This section of documentation presents the different modes that Damaris can be configured, that are: dedicated cores, dedicated nodes and synchronous mode.
Enabling Different Modes
Different modes can be enabled simply by setting the number of dedicated cores or dedicated nodes in the XML file, as exemplified in below listing.
1 2 3 4
<architecture> <dedicated cores="2" nodes="0" /> ... </architecture>
The synchronous mode, or “time-partitioning”, is applied when cores=”0″ and nodes=”0″. In this conguration, all actions are executed by the clients themselves. In other words, a client is its own server. There is thus no distinction between the “core” and the “group” scope, and “bcast” events are not executed (because there is no application logic to asynchronously receive the event in other clients, and they can be replaced by simple MPI_Bcast logics from within a normal, “core” event). Note that in this mode, the shared-memory buffer is not used and thus, not created.
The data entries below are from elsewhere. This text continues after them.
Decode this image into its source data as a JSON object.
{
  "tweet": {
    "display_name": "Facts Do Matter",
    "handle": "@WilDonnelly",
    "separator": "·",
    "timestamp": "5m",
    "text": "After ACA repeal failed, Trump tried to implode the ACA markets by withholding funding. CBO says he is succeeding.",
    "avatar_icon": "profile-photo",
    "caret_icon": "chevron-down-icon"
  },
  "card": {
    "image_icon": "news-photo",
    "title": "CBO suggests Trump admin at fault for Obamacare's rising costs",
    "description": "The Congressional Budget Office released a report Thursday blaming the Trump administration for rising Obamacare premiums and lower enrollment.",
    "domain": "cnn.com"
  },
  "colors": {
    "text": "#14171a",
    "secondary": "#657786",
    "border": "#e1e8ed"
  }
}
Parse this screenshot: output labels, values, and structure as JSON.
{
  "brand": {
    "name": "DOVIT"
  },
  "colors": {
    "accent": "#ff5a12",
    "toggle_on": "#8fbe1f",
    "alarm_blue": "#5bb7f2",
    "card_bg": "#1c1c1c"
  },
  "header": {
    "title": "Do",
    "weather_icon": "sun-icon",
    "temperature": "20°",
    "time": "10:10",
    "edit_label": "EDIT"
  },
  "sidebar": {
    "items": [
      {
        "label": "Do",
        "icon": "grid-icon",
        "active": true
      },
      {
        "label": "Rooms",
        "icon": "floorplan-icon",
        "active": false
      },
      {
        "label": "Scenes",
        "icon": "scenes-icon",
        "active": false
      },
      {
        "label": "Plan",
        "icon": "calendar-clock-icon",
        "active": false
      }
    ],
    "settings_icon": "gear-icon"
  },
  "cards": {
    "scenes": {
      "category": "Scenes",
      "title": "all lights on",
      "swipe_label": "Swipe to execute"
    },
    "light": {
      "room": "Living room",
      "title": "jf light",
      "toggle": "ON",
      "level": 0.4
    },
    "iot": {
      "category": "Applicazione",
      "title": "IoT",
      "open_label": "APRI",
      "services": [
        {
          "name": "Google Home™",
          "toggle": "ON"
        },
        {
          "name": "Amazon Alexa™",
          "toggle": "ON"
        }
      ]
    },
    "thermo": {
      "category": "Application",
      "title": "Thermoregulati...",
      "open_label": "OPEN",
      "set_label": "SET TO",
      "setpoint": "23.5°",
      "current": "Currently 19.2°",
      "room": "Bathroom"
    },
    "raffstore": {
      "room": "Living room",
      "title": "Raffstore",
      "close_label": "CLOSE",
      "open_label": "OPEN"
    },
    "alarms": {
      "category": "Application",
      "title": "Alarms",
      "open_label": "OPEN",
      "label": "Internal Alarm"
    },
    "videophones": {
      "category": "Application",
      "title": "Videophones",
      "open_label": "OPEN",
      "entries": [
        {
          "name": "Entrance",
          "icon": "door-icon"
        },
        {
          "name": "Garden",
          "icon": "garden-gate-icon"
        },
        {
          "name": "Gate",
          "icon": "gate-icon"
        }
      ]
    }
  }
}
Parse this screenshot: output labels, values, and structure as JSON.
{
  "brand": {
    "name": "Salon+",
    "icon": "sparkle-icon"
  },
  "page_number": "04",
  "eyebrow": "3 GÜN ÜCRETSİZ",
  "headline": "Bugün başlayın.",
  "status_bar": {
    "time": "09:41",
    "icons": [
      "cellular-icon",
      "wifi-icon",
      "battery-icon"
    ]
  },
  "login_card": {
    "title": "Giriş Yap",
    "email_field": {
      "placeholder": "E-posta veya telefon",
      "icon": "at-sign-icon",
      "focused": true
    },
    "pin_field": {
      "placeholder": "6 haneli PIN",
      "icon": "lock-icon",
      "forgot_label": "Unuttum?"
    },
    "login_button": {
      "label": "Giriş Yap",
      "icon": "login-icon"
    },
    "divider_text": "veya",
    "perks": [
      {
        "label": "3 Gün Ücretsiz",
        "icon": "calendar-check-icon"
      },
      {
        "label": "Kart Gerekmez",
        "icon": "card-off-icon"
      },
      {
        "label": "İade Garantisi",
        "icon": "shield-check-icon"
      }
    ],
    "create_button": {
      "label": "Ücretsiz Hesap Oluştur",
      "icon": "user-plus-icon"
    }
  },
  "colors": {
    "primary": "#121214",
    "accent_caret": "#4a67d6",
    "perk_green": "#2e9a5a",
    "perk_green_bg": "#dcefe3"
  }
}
When the cores field has a value N > 0, dedicated cores are used. This number of dedicated cores must divide the number of cores in a node. When N = 1, all clients in a node are connected to a server running on a dedicated core of the same node. When N > 1, the client cores in a node are gathered into N groups, and each group is connected to a server on a dedicated core. Note that whatever the number of servers, only one shared-memory buffuer is created, with a size specified in the XML file.
Disabling shared memory
By default, the dedicated-cores mode leverages a shared-memory buffer of the size specified in the configuration file. Yet it is possible to replace the communication through shared memory with communication through MPI. To do so, add enabled=”false” as an attribute in the buffer’s definition. In general, the shared-memory communication layer reduces the number of copies of data that are performed. A dedicated core can indeed work from variables that have been placed in shared memory by the clients. It is thus preferable to use shared memory if the simulation already requires a large amount of memory, and in particular if the simulation has been optimized to use damaris_alloc() instead of damaris_write(). It is also preferable to use shared memory to properly bound the amount of data transferred from clients to servers, in particular if servers are executing plugins that take a long time to complete. By disabling the shared memory, clients will keep issuing send requests even though the server is too busy answering them, leading to potential buffer overflow within MPI.
When the cores field is set to 0 or unspecied, and the nodes field is set to N > 0, then N nodes will be dedicated to run servers. N must divide the total number of nodes of the application. On each of the dedicated nodes, Damaris will spawn as many server instances as cores. Each dedicated node holds a single buffer of the specfied size for all its servers. The clients will be gathered in equally-sized groups and each group will be connected to a server.